Why tell the story now, a year after it occurred?
The immediate excuse is the publication yesterday of a big Bachmann profile by my esteemed former Strib colleague Kim Ode, which put Bachmann’s personna back into the limelight. But I’ll confess that after witnessing the incident, and following up with interviews to find out what preceded it and what followed, it always bothered me that I had not published a story in the paper or even a post on the Big Question blog about it.
Why didn’t I? No one at the Star Tribune stopped me.
The day it occurred, Bachmann’s endorsement victory (Keith Ellison was endorsed the same day and space was tight for the combined stories) was the news. All of the space went for the ballot-by-ballot account of the convention, quotes from Bachmann’s speech, a couple of quotes from delegates about what they liked about her, and other predictable elements.
I hadn’t finished the reporting of the nasty incident and wasn’t sure of its significance. I’m still not, as I indicated above, but I’m content to let readers decide for themselves.
I continued to write about Bachmann all that campaign year, but concentrated on substantive policy matters as much as possible, and on truth-squadding the ads. I never did a personality profile into which such an incident might have fit.

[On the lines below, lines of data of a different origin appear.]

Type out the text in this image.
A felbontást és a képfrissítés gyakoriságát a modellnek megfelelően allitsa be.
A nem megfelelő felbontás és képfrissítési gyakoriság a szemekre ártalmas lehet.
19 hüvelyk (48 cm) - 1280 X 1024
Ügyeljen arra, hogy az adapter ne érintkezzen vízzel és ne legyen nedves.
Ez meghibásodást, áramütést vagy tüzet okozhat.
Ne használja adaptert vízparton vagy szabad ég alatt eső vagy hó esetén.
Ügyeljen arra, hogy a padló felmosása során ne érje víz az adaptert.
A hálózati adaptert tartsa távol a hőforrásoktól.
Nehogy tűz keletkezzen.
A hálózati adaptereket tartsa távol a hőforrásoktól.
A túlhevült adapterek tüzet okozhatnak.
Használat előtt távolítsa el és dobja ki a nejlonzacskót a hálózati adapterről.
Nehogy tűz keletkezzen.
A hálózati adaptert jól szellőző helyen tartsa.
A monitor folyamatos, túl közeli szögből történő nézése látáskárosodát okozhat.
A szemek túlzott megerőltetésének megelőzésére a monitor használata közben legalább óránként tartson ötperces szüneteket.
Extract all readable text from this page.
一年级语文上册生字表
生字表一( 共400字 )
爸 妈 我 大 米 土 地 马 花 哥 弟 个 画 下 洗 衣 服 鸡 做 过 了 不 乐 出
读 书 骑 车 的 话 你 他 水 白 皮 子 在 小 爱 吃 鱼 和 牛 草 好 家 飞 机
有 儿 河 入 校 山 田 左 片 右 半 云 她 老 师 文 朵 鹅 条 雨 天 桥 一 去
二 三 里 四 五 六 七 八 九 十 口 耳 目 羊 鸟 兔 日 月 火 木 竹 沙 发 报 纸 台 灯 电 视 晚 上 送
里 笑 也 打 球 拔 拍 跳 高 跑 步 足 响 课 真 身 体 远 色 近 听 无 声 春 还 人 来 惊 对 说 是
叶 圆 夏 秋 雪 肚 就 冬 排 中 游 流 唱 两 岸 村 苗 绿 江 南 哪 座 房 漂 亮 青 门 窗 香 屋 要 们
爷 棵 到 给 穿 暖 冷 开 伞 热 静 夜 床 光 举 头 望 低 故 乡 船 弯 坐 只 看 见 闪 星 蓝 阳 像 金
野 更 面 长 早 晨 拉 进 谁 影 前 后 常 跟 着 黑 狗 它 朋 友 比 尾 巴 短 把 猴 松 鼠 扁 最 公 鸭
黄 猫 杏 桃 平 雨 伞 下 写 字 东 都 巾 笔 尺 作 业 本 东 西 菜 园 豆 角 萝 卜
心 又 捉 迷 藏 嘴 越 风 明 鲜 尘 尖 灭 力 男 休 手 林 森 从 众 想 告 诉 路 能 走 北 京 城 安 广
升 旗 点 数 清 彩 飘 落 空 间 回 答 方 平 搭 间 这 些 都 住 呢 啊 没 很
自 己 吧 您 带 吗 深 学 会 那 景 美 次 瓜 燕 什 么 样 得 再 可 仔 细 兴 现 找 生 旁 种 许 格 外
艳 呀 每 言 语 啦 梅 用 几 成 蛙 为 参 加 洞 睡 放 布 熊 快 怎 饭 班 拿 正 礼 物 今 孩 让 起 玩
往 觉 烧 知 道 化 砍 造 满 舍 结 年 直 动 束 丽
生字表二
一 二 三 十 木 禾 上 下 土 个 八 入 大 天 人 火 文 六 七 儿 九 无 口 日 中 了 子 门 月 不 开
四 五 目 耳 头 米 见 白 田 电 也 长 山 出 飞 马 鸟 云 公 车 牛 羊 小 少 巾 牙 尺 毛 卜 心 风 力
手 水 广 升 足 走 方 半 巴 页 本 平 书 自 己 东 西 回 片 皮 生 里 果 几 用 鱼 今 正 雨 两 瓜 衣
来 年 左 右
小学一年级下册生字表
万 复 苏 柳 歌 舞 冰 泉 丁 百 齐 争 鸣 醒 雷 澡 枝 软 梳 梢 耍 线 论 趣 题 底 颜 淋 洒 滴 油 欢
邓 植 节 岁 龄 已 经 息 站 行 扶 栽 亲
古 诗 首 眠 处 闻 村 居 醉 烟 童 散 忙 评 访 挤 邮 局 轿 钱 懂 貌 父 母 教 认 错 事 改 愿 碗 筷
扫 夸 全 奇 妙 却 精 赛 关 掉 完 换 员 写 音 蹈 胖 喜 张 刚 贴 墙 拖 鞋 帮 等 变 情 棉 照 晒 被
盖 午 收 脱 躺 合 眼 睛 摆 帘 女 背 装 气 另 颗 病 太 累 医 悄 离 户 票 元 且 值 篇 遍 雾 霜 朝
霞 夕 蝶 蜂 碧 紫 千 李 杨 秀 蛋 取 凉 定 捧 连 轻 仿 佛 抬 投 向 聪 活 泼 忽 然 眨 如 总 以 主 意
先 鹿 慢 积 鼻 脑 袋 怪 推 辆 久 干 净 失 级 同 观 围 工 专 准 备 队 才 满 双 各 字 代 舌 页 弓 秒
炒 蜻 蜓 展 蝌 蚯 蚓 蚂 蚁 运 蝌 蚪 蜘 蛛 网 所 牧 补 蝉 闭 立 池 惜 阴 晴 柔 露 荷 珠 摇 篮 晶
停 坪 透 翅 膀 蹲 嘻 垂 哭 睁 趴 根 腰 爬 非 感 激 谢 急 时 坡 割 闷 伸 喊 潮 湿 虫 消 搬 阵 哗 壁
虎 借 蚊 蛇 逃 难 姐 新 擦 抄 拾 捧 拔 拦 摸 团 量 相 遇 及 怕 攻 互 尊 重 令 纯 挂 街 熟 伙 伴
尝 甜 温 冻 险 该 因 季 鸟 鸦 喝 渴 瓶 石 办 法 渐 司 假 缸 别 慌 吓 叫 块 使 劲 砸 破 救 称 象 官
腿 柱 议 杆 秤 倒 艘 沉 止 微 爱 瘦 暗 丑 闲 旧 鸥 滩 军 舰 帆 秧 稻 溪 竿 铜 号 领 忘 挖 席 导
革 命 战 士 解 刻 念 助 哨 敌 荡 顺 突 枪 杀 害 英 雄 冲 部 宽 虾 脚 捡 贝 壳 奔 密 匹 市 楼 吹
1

But these all strike me as fairly lame excuses. In my post-newspaper writing, I hope to explore the norms that shape journalism in powerful ways that are often invisible even to the journalists. This one may be an example of how the effort to prop up the wobbly objectivity paradigm causes journalists to leave out what they should put in.
In a case like this, the coverage of the kerfuffle would have become a kerfuffle itself, cited as evidence of my bias (or the Strib’s). Maybe it would have been good evidence, I don’t know. Some Bachmann supporters would surely have claimed that the liberal Stribbers would ignore such a contretemps, if it had involved a Democrats showing his or her mean streak.
I can hear that tired back and forth in my head as I write this, but it pains me to think that I might have been cowed by the prospect of it.
Obviously, since I interviewed the woman two weeks later, I was still trying to find a way to write the story. But somehow, I fell onto the path of least resistance. For that timidity, I repent.